While my backlog of back issues remains horrifying and only increases, I did pick up some new books as well: of the new Valiant (which is funny, because, honestly, I still haven’t opened a single Valiant book, short of two trades of Solar, which lost the rights back to Gold Key then to Dark Horse and I don’t even know anymore), I got Rai #3 and Armor Wars #2. On the Marvel side of things, Captain Marvel (v8. EIGHT. Fuck!) #5, Nightcrawler #4 and Spider-Man 2099 (v2) #1.
I sacrificed CM v7 #3 on the altar of “read the damned book” already. I’m not sacrificing #3 in v8, too, so I’m not caught up (and I haven’t read 1 or 2 yet, anyway).

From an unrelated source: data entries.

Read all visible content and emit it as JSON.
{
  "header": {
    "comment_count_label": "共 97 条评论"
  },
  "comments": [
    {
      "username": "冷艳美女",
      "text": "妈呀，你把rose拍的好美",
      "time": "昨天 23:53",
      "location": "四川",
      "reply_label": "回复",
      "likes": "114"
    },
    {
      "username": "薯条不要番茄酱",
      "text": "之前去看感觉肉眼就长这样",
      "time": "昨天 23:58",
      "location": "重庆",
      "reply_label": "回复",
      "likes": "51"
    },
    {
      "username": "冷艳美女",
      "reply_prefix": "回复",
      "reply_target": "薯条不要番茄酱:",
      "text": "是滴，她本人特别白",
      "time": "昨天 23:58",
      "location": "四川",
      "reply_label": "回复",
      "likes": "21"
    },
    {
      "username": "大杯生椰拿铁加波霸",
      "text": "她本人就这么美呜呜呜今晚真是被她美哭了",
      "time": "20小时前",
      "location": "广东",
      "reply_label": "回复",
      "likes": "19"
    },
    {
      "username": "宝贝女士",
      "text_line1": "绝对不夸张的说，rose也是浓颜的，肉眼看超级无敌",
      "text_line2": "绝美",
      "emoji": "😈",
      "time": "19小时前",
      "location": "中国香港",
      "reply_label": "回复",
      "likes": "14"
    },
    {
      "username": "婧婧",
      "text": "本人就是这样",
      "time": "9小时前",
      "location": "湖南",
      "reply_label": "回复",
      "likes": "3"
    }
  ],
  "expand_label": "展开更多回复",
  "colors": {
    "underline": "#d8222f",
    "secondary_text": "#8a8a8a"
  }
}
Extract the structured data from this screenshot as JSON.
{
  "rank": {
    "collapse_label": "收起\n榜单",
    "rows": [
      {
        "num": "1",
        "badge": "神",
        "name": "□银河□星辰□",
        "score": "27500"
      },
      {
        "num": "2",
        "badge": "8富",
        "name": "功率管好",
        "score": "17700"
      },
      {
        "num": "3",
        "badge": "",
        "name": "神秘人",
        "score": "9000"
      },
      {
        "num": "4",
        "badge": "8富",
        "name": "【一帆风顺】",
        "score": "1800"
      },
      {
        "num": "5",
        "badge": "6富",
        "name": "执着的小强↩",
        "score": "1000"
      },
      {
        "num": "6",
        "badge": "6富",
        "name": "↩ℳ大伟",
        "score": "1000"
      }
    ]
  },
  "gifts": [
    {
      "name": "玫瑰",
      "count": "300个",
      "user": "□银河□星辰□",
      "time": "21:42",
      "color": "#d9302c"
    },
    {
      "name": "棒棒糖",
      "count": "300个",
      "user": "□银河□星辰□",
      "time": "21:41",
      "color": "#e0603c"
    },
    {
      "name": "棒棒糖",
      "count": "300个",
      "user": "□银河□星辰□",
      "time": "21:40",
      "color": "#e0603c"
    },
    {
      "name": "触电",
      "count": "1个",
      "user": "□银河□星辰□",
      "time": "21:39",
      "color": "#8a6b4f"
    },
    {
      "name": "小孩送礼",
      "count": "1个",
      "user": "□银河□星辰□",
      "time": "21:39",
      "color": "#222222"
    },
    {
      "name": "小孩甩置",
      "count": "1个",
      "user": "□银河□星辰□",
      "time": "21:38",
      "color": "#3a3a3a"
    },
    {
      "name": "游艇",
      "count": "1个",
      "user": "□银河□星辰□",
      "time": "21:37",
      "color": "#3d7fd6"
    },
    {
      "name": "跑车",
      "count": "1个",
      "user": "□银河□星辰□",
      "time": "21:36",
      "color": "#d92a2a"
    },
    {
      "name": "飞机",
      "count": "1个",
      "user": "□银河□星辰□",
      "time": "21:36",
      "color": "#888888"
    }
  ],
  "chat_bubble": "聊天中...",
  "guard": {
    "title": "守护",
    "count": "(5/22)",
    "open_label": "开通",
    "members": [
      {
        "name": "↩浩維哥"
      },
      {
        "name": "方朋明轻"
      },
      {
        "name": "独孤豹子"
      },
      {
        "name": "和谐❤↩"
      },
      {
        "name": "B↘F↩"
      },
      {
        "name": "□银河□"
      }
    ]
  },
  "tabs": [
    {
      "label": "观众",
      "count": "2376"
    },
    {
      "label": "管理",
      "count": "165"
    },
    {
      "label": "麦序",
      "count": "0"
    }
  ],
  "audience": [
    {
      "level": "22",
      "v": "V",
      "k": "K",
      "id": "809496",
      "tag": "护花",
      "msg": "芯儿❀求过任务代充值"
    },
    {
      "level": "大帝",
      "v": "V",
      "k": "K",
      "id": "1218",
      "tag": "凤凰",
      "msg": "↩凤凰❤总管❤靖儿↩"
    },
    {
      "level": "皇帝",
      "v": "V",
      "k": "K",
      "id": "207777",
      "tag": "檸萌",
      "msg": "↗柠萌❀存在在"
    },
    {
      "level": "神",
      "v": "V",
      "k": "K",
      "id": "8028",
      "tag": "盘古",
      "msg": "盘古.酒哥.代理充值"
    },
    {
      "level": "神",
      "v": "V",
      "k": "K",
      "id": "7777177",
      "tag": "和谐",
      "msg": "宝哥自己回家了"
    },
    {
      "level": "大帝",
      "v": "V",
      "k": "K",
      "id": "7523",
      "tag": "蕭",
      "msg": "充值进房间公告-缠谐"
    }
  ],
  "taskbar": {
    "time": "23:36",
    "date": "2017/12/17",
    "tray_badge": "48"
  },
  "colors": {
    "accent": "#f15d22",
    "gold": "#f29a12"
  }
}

Nightcrawler started at just the right time for my return to reading–Claremont is helming, which many find a questionable positive, with pencils by Todd Nauck (who I’ve never seen before, because artists seem to come in even shorter waves…). I read 1-2 belatedly, caught 3 shortly after release and #4 today happily. Claremont is writing Claremontian Nightcrawler. I cannot be happier with the approach he is taking to this book. I didn’t loathe his return to X-Men as much as many did, but this, this is what we were looking for. Or should’ve been. It’s kind of appropriate for me, too–I wasn’t reading when Nightcrawler died, but I did duck in to read the story it happened in. But here he is returning to the world and unfamiliar with its changes–as am I. I’ve definitely paid very little attention to what’s going on with mutants (I missed everything from House of M on, to be honest, though I read bits and pieces here and there). The attitude here, though, is closer to what it was some years ago–I’m reminded (happily) of the short-ish-lived Gambit ongoing, which I quite enjoyed. It’s more dense than a lot of modern stuff, which I’m very happy about, and it’s leaning heavier on character and emotion than snark and wit–it’s focused heavily on Kurt himself, and on the various sections of his life–or at least the two major ones: the circus he grew up in and the X-Men, with that focus clearly aiming us at looking over his shoulder outward, never from any of them looking inward at him. This is comfortable and happy as such things go, I have to say.
Of course, I say that, and then move on to Spider-Man 2099. This is Peter David, after all. But one of PAD’s best traits is his ability to shuffle snark and humour with real pathos (The Death of Jean DeWolff remains my number one favourite Spider-Man story, bar none). But this is issue one–albeit of a character PAD wrote for 44 issues in the 90s (out of the 46 it ran for). I never read it, because at eight years old, the notion of another Spider-Man was weird. By 96, it would’ve been off-putting. So the idea just never worked for me. Even at that age, the excesses of the 90s, while occasionally tempting, were often worthy of rolled eyes. That, and I didn’t have money. So I never read any of it (I also didn’t know who David was, so, there’s that, too–didn’t go by writers or artists, at least not by name). It’s a light, straightforward story, but it’s good. There’s some interesting interaction between Liz Allan (it’s Allan? I just Googled this and apparently everyone always spelled her name wrong as Allen…) and Miguel (O’Hara, the titular character), and the sprinklings of a plot forming. It rushes headlong into things happening without trying to jam too much in, and not holding back so much as to be unsatisfying as a single issue. I saw “meh” reviews mostly, but I’m good with it. It’ll probably (sigh) be added to my pull-box.
Which is already going to add X-Factor (I don’t know why I’ve been pretending otherwise).
Definitely, on the scale of enjoyment, a light year from fucking Daredevil 51-55. Fuck that shit.